Kalau kita kaji lebih dalam dan lebih ringkas tentang pemuda maka muncul berbagai presepsi atau pandangan baik positif maupun negatif dari pemuda itu sendiri. Di zaman modern ini ada yang mengatakan kaum muda  adalah kaum terdidik (terpelajar), kaum intelektual, punya pengalaman yang kompleks, tau tentang banyak hal apa lagi tentang teknologi. Namun ada juga yang mengatakan kaum muda adalah kaum yang masih belia (polos), tidak mampu berkomunikasi dengan efektif, terbatas dari sisi ekonomi, belum banyak pengalaman di dunia kerja, dan ironisnya ada yang mengatakan kaum muda itu kaum perusak, pergaulan bebas, minum minuman keras, taunya nongkrong dikedei kopi dan jembatan setiap malam dan masih banyak lagi pandangan-pandangan yang tidak saya uraikan disini. Tetapi jika kita menarik benang merahnya dan melihat lebih dalam bahwa anak muda memiliki rekam sejarah terhadap perjalanan bangsa dan negara ini, sebelum merdeka dan pasca kemerdekaan dari orde lama sampai reformasi, pemuda telah banyak mengorbankan pikiran, tenaga bahkan jiwa raga mereka sendiri untuk bangsa dan negara ini. 

Maka pemuda jangan di pandang sebelah mata atau di stigma negatif karena pemuda mempunyai peran penting di negri ini dalam mendorong dan mengusung setiap agenda perubahan  untuk masa depan suatu bangsa. Perjalanan pemuda tidak instan ada banyak tantangan yang dihadipi dan diselesaikan sendiri. Pemuda jantung negara yang terus dirawat dan dijaga secara intensif untuk hidup dan kehidupan masyarakat. Secara kasat mata dan terang benerang di periode kedua Presiden Jokowi anak muda kembali berkiprah mengambil bagian dipemerintahan, yakni ada 13 anak muda menjadi staf khusus presiden yang bekerja untuk membantu pemerintah sesuai dengan profesionalismenya masing-masing. Ini jelas sebagai pertanda baik bahwa pemuda mempunyai kapabilitas dan totalitas yang cukup untuk dimanfaatkan kapan dan dimana saja. 

Semangat dan peran pemuda sangat di harapakan oleh kelompok masyarakat sebagai kompas yang mengarahkan perubahan kearah yang lebih baik.
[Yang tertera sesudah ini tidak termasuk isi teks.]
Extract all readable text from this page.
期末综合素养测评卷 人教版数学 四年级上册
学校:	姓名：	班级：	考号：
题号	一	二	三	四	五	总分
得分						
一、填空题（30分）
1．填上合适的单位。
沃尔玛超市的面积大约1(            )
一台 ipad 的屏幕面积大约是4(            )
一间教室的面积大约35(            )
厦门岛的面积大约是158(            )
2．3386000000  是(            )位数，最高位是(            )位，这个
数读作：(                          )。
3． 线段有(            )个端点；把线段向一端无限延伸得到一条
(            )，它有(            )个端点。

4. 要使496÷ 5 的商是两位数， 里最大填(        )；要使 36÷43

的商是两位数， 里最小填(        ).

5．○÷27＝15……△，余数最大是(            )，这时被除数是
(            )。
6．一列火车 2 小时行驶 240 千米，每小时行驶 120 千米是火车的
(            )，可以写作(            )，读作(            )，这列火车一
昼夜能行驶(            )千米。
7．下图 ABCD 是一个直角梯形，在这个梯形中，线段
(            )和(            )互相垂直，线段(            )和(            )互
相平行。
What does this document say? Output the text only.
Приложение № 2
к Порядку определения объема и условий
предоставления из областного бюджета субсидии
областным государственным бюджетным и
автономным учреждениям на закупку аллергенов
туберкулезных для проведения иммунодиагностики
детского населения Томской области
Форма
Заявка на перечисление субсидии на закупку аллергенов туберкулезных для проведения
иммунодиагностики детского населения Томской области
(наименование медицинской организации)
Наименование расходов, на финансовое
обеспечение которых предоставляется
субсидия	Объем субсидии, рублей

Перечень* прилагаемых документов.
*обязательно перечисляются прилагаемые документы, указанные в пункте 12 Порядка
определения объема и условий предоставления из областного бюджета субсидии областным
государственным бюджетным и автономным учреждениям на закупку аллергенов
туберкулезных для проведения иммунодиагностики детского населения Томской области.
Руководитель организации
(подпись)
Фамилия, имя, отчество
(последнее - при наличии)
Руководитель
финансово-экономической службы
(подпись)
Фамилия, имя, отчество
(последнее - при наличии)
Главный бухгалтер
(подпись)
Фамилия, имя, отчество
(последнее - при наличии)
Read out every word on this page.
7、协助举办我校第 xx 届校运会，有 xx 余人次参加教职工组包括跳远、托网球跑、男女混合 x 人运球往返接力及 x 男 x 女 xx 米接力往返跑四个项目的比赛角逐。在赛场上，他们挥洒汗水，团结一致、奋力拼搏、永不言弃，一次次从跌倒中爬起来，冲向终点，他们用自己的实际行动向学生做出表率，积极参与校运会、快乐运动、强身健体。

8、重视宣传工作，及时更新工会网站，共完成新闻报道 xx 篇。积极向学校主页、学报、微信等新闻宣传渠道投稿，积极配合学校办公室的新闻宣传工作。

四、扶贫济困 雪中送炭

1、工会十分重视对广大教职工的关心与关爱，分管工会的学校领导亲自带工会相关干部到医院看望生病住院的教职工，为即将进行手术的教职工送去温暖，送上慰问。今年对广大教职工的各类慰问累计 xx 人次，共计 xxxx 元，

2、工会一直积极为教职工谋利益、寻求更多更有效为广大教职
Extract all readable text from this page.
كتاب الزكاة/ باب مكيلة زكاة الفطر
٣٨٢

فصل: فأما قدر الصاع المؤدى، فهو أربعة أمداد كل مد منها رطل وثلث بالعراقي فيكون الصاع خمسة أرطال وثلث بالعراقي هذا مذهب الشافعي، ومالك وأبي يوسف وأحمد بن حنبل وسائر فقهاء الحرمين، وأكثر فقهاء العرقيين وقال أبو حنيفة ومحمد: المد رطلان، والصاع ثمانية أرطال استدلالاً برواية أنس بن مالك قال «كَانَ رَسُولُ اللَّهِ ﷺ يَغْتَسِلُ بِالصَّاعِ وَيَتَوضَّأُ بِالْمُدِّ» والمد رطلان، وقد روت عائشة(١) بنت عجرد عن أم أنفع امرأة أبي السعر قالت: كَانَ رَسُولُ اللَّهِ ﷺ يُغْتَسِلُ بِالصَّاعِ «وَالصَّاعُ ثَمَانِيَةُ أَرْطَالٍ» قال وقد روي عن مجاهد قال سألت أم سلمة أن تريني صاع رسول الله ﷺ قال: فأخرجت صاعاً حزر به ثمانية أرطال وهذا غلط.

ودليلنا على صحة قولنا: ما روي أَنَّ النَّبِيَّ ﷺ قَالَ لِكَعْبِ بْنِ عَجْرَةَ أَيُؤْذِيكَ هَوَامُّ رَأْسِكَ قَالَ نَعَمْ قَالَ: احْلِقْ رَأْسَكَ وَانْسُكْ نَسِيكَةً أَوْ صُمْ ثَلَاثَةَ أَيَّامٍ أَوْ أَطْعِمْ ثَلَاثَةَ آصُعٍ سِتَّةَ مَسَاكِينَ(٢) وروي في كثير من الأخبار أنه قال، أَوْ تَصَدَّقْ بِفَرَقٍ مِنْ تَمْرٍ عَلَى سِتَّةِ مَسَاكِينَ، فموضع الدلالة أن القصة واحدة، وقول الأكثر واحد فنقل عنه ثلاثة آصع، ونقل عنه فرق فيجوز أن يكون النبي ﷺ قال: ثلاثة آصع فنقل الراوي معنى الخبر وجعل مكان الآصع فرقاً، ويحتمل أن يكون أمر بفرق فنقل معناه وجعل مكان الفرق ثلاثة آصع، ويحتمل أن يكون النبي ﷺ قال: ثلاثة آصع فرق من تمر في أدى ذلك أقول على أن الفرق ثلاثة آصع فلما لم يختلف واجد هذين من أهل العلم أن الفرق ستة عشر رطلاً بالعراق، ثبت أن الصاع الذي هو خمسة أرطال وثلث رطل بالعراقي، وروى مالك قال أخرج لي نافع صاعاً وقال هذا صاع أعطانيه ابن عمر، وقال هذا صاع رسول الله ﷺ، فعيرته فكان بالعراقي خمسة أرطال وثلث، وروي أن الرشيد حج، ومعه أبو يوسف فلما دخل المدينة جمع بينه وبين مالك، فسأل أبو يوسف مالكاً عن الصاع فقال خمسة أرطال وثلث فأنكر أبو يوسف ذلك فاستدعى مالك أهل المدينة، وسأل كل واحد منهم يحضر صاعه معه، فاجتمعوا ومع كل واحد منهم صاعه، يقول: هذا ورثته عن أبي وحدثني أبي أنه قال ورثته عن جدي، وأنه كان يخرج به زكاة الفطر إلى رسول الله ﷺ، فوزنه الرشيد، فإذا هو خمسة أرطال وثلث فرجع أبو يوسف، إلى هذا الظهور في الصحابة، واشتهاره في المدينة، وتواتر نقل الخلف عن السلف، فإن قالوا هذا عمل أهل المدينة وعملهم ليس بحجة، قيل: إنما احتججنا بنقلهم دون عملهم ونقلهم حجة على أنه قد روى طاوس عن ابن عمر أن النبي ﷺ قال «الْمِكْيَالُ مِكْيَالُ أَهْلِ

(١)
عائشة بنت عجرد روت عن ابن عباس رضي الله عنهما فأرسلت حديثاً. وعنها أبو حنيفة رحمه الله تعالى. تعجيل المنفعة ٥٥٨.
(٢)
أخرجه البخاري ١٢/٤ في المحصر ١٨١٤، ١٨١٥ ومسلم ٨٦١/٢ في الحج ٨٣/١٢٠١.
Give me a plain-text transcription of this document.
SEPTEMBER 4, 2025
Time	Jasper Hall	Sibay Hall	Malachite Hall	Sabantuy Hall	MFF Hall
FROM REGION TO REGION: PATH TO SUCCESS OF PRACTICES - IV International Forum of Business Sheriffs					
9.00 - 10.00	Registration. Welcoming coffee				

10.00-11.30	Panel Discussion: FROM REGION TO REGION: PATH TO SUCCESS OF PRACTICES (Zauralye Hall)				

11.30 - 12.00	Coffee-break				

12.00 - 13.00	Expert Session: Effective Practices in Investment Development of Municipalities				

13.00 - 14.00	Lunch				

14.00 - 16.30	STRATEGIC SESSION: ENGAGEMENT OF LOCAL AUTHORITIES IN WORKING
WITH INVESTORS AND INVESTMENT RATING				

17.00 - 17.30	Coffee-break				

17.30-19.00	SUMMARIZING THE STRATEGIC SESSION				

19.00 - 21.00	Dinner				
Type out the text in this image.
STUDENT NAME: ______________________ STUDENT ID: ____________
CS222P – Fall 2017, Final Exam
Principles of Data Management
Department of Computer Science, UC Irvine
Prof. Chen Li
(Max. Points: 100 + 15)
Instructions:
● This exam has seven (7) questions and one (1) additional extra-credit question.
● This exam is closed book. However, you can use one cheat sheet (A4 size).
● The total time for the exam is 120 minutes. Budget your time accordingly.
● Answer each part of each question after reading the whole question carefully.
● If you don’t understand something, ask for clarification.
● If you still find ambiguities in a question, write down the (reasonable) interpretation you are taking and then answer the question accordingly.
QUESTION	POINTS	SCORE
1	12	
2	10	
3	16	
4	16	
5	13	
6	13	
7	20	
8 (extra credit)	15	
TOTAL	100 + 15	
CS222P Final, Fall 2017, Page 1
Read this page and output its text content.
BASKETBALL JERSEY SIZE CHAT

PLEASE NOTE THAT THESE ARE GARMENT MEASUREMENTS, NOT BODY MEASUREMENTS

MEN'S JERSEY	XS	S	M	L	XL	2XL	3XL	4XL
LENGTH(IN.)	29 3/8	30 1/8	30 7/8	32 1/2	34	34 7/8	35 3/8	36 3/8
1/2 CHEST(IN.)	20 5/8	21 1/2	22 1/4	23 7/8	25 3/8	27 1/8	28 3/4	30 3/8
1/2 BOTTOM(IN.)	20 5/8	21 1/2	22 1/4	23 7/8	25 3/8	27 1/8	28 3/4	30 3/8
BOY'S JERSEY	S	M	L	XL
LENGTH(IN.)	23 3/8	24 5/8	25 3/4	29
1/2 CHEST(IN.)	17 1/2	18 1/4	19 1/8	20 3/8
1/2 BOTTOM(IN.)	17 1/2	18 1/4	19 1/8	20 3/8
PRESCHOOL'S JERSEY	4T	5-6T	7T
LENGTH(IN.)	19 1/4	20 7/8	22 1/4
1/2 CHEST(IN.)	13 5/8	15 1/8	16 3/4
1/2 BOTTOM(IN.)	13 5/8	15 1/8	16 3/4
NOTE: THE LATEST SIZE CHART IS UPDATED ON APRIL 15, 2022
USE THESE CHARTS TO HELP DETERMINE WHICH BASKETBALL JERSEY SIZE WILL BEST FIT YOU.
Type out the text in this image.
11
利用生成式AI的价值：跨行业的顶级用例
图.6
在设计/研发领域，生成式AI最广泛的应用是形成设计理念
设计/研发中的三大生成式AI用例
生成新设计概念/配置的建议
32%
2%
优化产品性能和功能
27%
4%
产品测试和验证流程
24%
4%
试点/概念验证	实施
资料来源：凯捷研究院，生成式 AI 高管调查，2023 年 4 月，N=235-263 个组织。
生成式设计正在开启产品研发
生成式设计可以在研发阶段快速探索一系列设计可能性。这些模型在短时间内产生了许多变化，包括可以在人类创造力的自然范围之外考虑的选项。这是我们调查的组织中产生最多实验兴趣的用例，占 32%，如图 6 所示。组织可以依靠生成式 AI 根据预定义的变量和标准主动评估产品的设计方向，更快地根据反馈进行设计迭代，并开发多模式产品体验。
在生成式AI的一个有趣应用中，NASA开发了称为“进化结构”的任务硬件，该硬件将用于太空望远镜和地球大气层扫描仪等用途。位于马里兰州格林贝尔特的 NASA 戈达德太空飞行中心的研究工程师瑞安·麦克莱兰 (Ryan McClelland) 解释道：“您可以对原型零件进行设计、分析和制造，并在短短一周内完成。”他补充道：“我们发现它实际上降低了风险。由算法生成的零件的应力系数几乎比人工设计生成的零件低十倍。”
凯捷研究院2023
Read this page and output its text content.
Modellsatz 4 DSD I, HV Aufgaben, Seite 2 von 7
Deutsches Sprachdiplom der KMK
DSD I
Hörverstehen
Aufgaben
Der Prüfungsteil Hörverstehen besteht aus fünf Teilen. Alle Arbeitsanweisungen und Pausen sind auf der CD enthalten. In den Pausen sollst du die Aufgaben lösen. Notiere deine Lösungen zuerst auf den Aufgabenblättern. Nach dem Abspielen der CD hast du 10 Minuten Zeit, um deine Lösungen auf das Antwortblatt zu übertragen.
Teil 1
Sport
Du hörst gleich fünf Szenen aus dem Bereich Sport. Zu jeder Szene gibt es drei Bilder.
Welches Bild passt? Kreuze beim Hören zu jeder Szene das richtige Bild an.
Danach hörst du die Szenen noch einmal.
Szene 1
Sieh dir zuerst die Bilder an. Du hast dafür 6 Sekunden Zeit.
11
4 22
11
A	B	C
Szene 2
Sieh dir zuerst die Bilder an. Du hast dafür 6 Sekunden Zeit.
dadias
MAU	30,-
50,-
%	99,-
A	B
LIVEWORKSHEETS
Pemuda sebagai promotor yang terus berpacu dalam memanfaatkan setiap kesempatan dengan menggunakan sebesar-besarnya potensi yang sudah diasah yang ada didalam diri kita. Pemuda harus memiliki kepercayaan diri yang kuat di tengah tengah masyarakat yang siap di pakai sebagai solusi di setiap persoalan sosial masyarakat. Eksistensi pemuda menjadi peluang besar untuk masyarakat agar saling berbagi pengetahuan dan pengalaman, karena masyarakat memiliki keterbatasan pendidikan dan pengetahuan  sehingga pemuda menjadi jawaban kolektif didalamnya.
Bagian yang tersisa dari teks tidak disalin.